This is where I grew up and this is a place I love.
I know this will sound crass, but Seventh-Day Adventist girls are hot.
Seventh-Day Adventism is a feminine religion. Women account for about two-thirds of the church. The atmosphere is about healing and nurturing. The leading figure in church history was a woman — Ellen G. White.
From the Napa Valley Register:
Pacific Union College in Angwin won a national honor of a most curious sort over the weekend.
Newsweek and The Daily Beast ranked PUC as the “most beautiful college” in the nation, topping such other West Coast schools as Santa Clara University (No. 2), Chapman University (No. 3), UC Santa Barbara (No. 8) and the University of Southern California (No. 12).
The ranking reflected survey data on the attractiveness of students, the campus, the number of sunny days per year, and the area’s comfort index, which measures humidity and afternoon temperatures.
The male students at PUC scored 9.2 out of 10 for “male attractiveness,” while females got a rating of 9.1. The source of these measures of physical beauty: the College Prowler website.
Online comments questioned many of the “most beautiful” results. “What does education have to do with attractiveness???” said one. Another questioned how non-existent male students were rated at the all-female Scripps College.
PUC is a Seventh-day Adventist Christian liberal arts college located in the green hills east of St. Helena.

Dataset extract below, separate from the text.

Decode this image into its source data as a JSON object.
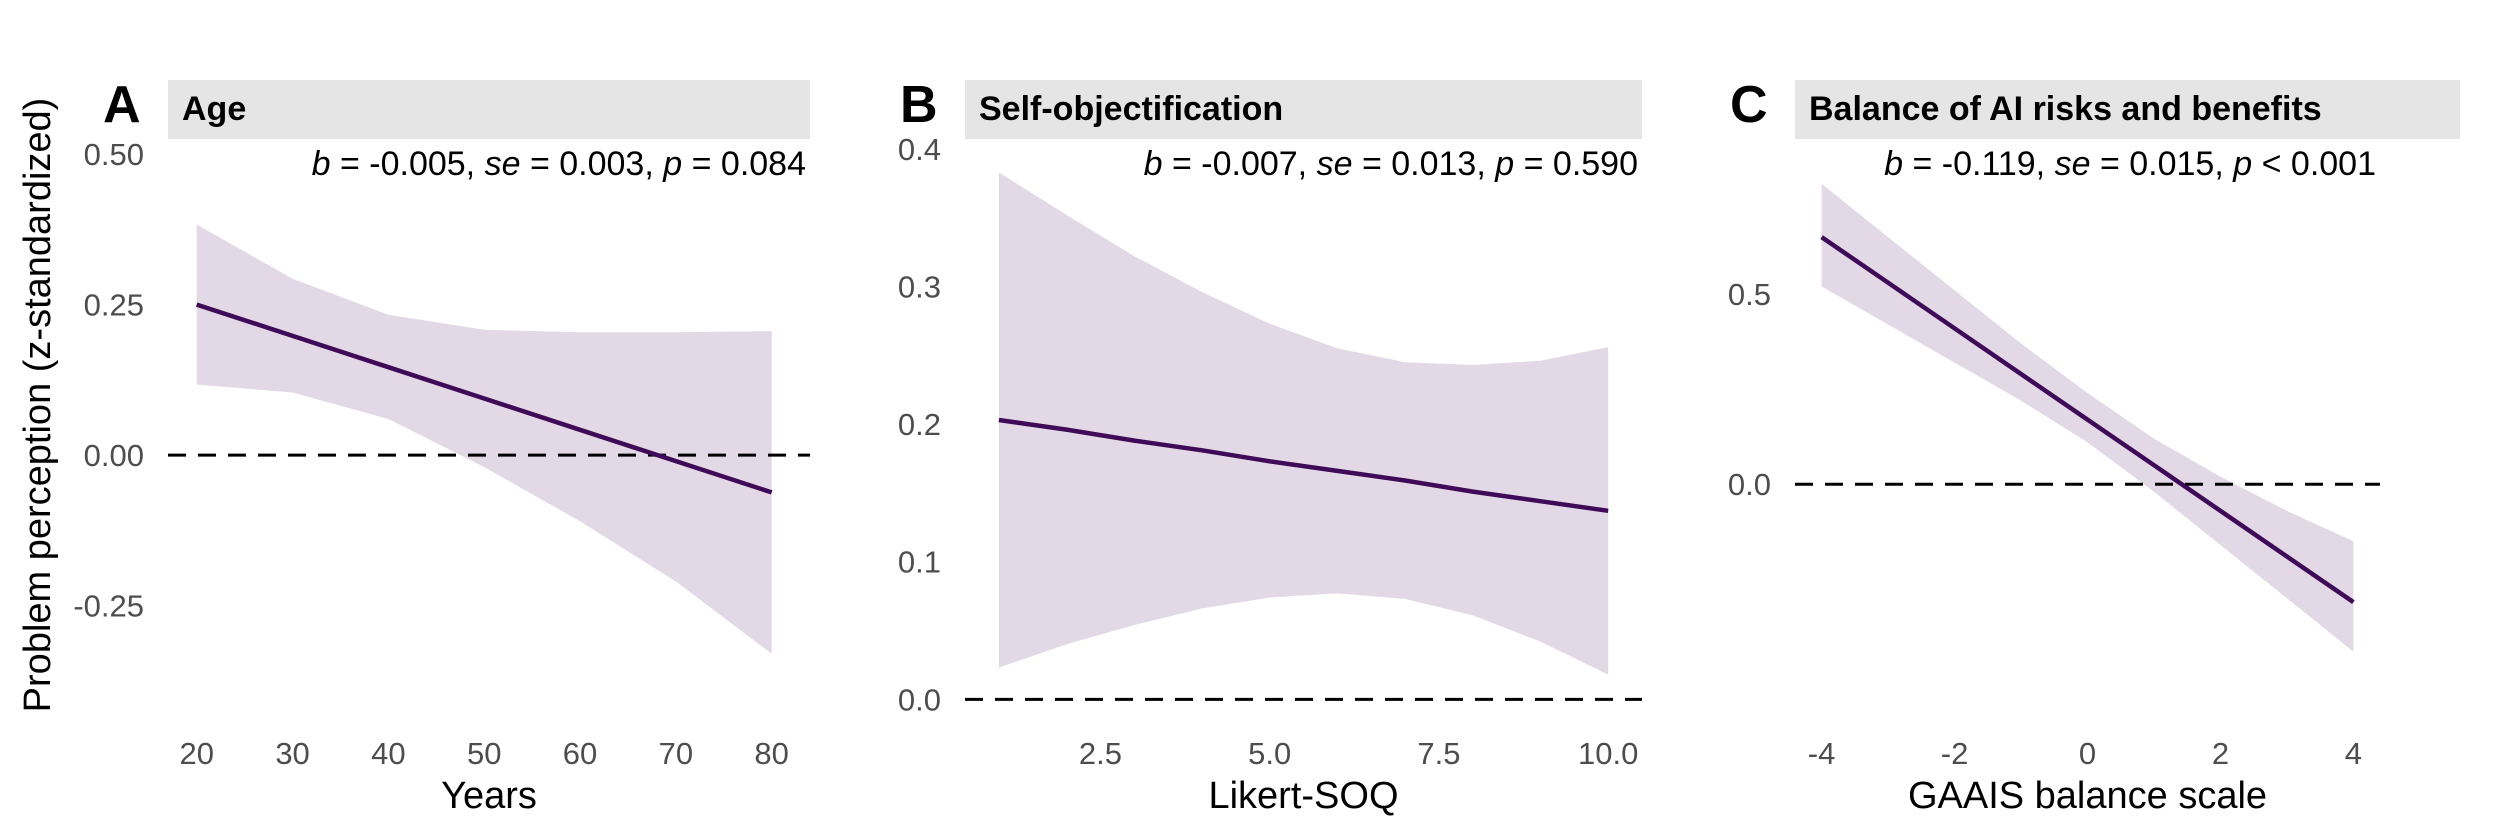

PUC President Heather J. Knight accepted the honor, saying, “In many ways, this is recognition for our collective goal to make the campus sparkle — and our landscape and facilities management teams in particular.”
Knight has led a campaign in recent years to enhance many areas of campus and emphasize its natural beauty.
Comments:
* There is a charm and a beauty about the whole area known as Angwin. The students tend toward being friendly and polite. The people are helpful, friendly and community-oriented. Much of the land is untouched and revered by all who walk the trails around this town.
Obviously, we all want this to remain just as it is and while we cannot have it all, we must struggle to preserve land would be over-developed and a community that would shatter. I will vote for Measure ‘U’ because I truly respect what has been created in Angwin.
Allow me to put this whole argument into context through the words of Theodore Roszak (Professor of History at CSU, Hayward; social thinker, writer and critic). “Suddenly it becomes a subversion of progress to assert the common sense principle that communities exist for the health of those who live in them, not for the convenience of those who exploit their real estate for profit.”